ELT materialization policies in DataStage
Materialization policies define the number and types of database artifacts (views or tables) that
are created for intermediate data when you run a DataStage flow in ELT mode. The policy selected
impacts execution performance and intermediate data volume. Execution in ELT mode uses DBT, so ELT
materialization policies overlap with DBT
materializations. Configure settings in your flow's output connector to define target dataset
materialization. When a target dataset gets recreated with table action = replace
,
it is materialized as a default DBT materialization table, while table action =
append
uses a custom DBT materialization that implements various write modes supported by
DataStage, including insert, update, delete, and more.
Generate nested SQL
Generate nested SQL is the default materialization policy.
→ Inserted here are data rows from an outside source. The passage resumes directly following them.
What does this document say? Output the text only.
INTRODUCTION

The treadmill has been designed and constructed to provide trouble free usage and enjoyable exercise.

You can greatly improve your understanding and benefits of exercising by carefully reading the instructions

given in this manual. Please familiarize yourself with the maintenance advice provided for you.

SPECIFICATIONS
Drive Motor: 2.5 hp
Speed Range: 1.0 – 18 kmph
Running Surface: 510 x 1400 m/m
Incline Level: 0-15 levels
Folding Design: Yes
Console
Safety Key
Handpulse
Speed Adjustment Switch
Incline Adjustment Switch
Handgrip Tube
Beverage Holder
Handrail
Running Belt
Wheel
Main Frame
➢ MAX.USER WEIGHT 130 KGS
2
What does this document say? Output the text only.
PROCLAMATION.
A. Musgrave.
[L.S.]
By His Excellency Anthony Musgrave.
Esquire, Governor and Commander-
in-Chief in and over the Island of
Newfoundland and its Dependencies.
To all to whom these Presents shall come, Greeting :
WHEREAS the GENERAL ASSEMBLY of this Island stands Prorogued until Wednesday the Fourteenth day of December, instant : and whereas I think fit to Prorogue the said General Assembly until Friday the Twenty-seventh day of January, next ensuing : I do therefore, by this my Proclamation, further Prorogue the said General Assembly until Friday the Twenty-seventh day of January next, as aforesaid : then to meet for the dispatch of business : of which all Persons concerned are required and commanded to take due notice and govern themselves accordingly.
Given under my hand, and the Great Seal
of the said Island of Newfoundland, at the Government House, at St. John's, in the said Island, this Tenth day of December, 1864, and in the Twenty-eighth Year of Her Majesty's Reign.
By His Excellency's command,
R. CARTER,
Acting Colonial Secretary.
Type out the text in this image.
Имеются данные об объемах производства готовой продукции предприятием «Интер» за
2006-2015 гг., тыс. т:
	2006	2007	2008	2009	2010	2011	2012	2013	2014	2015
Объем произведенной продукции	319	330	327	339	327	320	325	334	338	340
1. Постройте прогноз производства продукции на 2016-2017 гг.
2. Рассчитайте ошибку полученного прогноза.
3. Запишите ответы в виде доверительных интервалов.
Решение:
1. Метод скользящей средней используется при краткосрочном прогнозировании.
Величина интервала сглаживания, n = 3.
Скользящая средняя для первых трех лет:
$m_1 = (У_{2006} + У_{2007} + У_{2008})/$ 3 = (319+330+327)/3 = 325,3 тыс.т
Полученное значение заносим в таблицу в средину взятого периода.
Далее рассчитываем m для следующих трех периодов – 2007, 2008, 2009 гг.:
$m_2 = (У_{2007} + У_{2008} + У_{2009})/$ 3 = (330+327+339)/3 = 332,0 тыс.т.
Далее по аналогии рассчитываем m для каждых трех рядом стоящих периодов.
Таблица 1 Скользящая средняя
When selected, the flow builds separate single SQL statements for each output table. Each statement contains nested SQL statements for all upstream nodes of the output table. This approach delegates all optimization work to a database engine.
The Nested Query
materialization policy typically avoids creating any
intermediate database artifacts. This simplifies cleanup and avoids leftovers after execution in
case of failure. If an input connector uses a custom SQL statement, then nesting is not possible,
because the relational algebra model cannot be built. In this case, you must select a policy that
generates intermediate views, or the intermediate data is not materialized.
In some cases, flows will have slower performance with this policy. In a flow with multiple output connectors that share a large number of the same upstream stages, the SQL statements generated for each of the output connectors will contain the same logic, which will be executed multiple times by the database. To avoid this repetitive execution, the Advanced policy is recommended.
Advanced
This policy performs similarly to Generate nested SQL, but outperforms other policies when a flow has a high average number of links per stage.
Link as view
All links of a flow are materialized as views and intermediate data is removed after execution.
Link as table
All links of a flow are materialized as tables and intermediate data is removed after execution. This policy performs similarly to Generate nested SQL because the database engine applies internal optimization algorithms when it builds output tables. Querying intermediate data has less performance impact than in Link as view.
Choosing a policy
In cases where flows have multiple output tables to build in parallel, the Advanced policy may perform better than Generate nested SQL, which does best in most cases. The performance of these policies also varies based on database engine.